PORTLAND — The deadline for advocates to get their issues before Oregon voters this November came and went Thursday with no new additions to a lineup of ballot questions that will likely include the topics of illegal immigration, marijuana legalization and genetically modified food.
Initiatives need just over 87,000 valid signatures to qualify for the November ballot and measures changing the Oregon Constitution require 116,284 names. The only campaigns to hit those thresholds by Thursday’s deadline used paid signature gatherers.
Elections officials have until Aug. 2 to verify names and decide which initiatives have enough valid signatures to make the November ballot. So far, only one initiative has been officially certified — a proposed equal-rights amendment that would change the state constitution to prohibit state and local governments from discriminating on the basis of gender.

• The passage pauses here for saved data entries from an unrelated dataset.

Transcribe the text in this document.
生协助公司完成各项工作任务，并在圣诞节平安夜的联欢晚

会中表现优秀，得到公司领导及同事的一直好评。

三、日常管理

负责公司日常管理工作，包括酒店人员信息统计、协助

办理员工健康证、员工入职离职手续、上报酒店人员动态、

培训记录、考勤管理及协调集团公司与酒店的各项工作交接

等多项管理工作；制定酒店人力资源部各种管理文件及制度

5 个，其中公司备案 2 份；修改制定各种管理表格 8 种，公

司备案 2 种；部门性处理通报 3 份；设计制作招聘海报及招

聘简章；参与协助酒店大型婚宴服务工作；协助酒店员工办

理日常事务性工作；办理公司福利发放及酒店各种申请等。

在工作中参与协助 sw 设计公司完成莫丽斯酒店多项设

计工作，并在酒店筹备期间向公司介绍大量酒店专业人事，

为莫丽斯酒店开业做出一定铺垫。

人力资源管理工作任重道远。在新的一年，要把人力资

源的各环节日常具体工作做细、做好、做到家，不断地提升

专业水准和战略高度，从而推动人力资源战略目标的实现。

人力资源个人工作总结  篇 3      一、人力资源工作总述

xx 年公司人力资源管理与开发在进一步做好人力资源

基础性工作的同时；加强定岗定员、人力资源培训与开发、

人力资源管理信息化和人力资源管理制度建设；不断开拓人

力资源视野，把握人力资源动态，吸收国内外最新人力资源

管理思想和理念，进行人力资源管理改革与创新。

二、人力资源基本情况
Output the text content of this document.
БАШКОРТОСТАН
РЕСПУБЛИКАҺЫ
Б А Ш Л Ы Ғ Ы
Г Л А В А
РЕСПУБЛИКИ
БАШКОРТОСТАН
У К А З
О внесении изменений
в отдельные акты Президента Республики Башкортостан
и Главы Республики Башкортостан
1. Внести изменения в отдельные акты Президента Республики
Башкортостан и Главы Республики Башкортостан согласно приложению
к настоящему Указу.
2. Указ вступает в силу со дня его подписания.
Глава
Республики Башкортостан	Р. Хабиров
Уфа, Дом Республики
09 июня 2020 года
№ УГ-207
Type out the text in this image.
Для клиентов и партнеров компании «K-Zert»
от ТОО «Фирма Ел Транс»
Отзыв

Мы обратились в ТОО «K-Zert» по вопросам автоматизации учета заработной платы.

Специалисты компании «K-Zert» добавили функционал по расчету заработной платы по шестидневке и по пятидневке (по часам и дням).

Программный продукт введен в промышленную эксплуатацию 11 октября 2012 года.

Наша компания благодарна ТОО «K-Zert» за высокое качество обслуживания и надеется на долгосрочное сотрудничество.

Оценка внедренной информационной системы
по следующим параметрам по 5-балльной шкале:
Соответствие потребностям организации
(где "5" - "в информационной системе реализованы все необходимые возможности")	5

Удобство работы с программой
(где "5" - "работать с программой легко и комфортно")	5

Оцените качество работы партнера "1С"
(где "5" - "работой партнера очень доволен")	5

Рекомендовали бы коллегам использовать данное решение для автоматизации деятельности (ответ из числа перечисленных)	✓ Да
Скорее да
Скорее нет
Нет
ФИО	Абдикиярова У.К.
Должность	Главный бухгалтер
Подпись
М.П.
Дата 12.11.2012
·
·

The measure was proposed by Leanne Littrell DiLorenzo of Portland. She and her husband, lawyer and lobbyist John DiLorenzo, contributed most of the $472,000 spent on the signature-gathering effort
Another certainty is a referendum on driver cards for Oregonians who can’t prove they’re legally in the U.S. The Legislature approved the quasi-licenses last year, but opponents gathered enough signatures to suspend the program and put the issue before voters. Referendums, which allow voters to weigh in on bills adopted by the Legislature, only require 58,142 signatures — far fewer than are required of initiatives, which allow citizens to bypass the Legislature and go directly to the ballot with proposed laws.
Advocates submitted more than 140,000 signatures for each of three other proposals. If the measures are certified, voters would be asked to legalize recreational marijuana, require the labeling of genetically modified foods and replace Republican and Democratic party primaries with a single primary election open to all voters.
Oregonians have previously rejected marijuana and open primaries.
Ryan Deckert, president of the Oregon Business Association, a lobbying group that supports open primaries, said the difference this time around might be the ballot title — often the first thing a voter reads about an issue. Deckert said the language is much less bureaucratic than what was presented to voters six years ago.
“This has been very effective in California and Washington in allowing the fastest-growing political party in America (non-affiliated voters) to actually participate in elections,” he said of open primaries.
Most proposed ballot measures did not get enough signatures to merit submission. Some started as high-profile campaigns — such as an effort by grocers to end Oregon’s state liquor monopoly — while others were more whimsical, such as a proposal to designate March 22 as “Tom McCall Day.”
Fans of the former governor discovered how difficult it can be to get 87,000 signatures without employing help.
“We didn’t come very close at all,” said Elizabeth Miles, a sponsor. “We weren’t sure whether we should stop it, or we should just let it go away.”
Another sponsor, Matt Love, said they discovered that many people now living in Oregon had never heard of McCall and were unaware of major accomplishments such as the Beach Bill and the country’s first bottle-deposit law.
“We were a little taken aback by that,” he said.